Однако выше, их груди и шеи, покрыты кровью. Следы укусов хорошо видны в местах, где они питались друг другом.
Низкий женский стон проносится по комнате, за ним следует еще один влажный звук, и еще один, более хриплый стон.
Мои глаза обращаются к их лицам.
Пухлые губы, измазанные темной кровью, сражаются друг с другом за господством. Клыки впиваются друг в друга, языки переплетаются в диком танце, слизывая кровь друг с друга, не торопясь, наслаждаясь.
Член пульсирует, пытаясь прорваться сквозь штаны, я чувствую, как моя челюсть гневно сжимается, мой разум наконец принимает то, что я вижу.
Каламити хватает брюнетку за подбородок, еще отчаяннее облизывая ее языком, смешивая еще больше крови во рту друг друга.

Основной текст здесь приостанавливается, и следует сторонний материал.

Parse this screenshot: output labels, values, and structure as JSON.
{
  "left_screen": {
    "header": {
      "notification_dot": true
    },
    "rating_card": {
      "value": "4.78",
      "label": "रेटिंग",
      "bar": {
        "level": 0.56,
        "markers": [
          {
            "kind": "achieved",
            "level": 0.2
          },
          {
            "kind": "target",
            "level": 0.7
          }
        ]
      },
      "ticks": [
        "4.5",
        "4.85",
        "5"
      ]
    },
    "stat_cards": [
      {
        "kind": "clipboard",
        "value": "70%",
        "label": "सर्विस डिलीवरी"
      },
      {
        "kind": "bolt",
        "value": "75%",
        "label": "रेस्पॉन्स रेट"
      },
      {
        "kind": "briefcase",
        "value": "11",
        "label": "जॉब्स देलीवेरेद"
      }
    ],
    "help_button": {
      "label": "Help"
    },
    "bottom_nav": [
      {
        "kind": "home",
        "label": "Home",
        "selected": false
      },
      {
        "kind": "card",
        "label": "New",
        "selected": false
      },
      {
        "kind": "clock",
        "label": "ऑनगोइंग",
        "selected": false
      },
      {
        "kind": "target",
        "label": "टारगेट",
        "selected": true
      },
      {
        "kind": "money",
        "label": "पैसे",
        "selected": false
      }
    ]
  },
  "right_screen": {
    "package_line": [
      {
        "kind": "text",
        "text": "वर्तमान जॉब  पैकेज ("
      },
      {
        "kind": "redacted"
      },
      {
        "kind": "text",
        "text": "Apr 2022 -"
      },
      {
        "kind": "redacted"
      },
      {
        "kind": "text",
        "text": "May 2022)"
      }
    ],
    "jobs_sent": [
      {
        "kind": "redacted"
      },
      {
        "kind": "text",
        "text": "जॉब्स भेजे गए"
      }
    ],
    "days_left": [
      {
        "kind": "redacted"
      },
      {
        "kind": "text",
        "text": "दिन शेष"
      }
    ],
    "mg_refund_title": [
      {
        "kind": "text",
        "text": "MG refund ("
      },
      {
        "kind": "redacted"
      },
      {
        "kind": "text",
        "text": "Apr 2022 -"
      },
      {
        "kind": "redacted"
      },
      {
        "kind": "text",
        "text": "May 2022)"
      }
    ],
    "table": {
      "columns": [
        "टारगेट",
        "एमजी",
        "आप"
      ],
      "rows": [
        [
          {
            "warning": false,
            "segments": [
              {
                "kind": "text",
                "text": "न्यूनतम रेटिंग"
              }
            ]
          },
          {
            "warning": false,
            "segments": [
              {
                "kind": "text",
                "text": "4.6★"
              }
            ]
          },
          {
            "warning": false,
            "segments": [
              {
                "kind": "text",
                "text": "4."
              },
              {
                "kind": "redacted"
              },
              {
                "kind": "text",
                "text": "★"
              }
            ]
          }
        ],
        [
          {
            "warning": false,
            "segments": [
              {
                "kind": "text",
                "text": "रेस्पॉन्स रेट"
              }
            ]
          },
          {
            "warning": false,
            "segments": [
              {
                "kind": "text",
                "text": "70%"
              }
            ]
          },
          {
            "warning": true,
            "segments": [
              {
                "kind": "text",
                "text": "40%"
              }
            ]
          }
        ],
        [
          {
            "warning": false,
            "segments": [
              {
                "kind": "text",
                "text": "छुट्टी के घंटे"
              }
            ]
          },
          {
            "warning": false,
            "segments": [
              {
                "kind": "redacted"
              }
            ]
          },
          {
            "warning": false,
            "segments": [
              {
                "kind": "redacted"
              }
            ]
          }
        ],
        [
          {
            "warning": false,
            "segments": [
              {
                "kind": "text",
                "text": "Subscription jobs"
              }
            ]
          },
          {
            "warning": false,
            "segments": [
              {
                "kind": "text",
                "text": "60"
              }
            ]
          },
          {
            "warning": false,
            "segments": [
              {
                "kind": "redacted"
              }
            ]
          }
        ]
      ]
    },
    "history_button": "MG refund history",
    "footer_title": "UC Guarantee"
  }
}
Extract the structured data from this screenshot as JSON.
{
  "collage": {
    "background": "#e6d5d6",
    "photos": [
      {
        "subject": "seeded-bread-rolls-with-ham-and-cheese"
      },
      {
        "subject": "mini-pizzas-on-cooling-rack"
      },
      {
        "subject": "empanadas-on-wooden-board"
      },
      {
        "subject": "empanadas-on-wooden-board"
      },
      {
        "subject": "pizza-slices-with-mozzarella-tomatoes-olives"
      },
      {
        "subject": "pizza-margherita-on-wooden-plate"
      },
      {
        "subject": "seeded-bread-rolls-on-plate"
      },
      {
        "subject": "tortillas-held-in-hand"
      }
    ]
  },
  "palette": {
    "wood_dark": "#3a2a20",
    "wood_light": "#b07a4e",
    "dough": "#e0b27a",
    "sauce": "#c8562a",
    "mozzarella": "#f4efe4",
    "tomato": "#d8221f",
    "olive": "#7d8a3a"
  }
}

Брюнетка потеряна для меня, я вижу только Каламити, восхитительный рот, наполненный кровью другой женщины, их кровавый поцелуй.
Ярость накрывает меня сокрушительной волной, сталкиваясь с каждой унцией похоти, которая заражает мою систему. Я теряюсь в ней, в этой первобытной реакции, в потребности дать ей этот член и заставить ее облегчить эту чудовищную боль.
Но самое дикое — смотреть, как она целует кого-то другого, делит с ним кровь…
В моем сознании, что-то щелкает, что-то, с чем я не смогу смирится позже, и я дематериализуюсь прямо возле них, моя единственная мысль, которая будет преследовать меня еще долгие века.
Никто не смеет прикасаться к тому, что принадлежит мне. Никто. Никогда.
Глава 7
Ни одна из женщин не заметила моего приближения.
Это не в их власти. За моими плечами тысячелетия, каждое мгновение которых было потрачено на оттачивание своих способностей. Моей силы.
Ослепленный, внезапно охваченный этим нечестивым чувством, я отрываю Каламити от другой самки и по спирали дематериализую нас из комнаты. Мы вновь обрели форму в одном из коридоров. Я впечатываю ее в стену перед собой, едва замечая, как кровь стынет на моей ладони, когда я сжимаю ее шею.
Остановись. Подумай. Я трясу головой.
Горло под моей ладонью вибрирует. Стук сердца ревет в моих ушах, заглушая остальные звуки, но проходит всего несколько секунд, прежде чем я улавливаю совершенно другой звук.
Тот, который издает прижатая, окровавленная, шикарно одетая женщина в моей хватке.
Она смеется, острые клыки все еще розовые от крови ее любовницы.